During long Wisconsin winters, Gallett held indoor golf clinics at a nearby school, and he was even a crossing guard in Wauwatosa. He spent evenings in his workshop in the basement, making and repairing golf clubs. He designed the “Gallett Rock and Roll Greenmaster Putter,” which he marketed as “the only perfect balanced putter of its kind in the world.” On a trip back to Scotland in December of 1946, Gallett advocated for the use of his club, since its head was made of Bakelite and was barred in Britain by the Rules of Golf Committee.

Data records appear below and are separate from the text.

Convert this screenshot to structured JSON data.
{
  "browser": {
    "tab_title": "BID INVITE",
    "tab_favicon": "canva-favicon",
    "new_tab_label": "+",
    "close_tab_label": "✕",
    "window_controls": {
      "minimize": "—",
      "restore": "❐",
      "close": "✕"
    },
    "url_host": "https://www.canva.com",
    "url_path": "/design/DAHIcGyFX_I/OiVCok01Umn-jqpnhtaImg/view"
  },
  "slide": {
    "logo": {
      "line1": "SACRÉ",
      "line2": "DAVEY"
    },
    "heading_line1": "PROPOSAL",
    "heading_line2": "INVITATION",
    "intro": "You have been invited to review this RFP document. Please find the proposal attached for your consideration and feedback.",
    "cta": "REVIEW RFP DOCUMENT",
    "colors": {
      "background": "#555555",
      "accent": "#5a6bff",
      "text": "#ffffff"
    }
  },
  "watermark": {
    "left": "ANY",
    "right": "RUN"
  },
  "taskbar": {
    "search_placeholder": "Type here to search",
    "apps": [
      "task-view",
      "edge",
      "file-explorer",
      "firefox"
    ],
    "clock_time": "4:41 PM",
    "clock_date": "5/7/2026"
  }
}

After his retirement in 1963, Francis and his wife Violet remained in the house on the golf course for a few more years. During that time, Francis got to know Russ Tuveson, the man who replaced him as head pro at Blue Mound. Tuveson and Gallett played golf together often in those years.
“He loved to hit a big hook off the tee. He hooked everything,” said Tuveson, who held the head pro position at Blue Mound for 32 years after Gallett. “He loved to hook the ball onto the green.”
Francis and Violet moved to Port Charlotte, Fla., not long after his retirement. They lived on a golf course there, and Gallett continued to play the game he loved right up until his sudden death on April 28, 1973, at the age of 77. Francis Gallett was buried in Wauwatosa Cemetery, and he was posthumously voted into the Wisconsin State Golf Association Hall of Fame in 1975.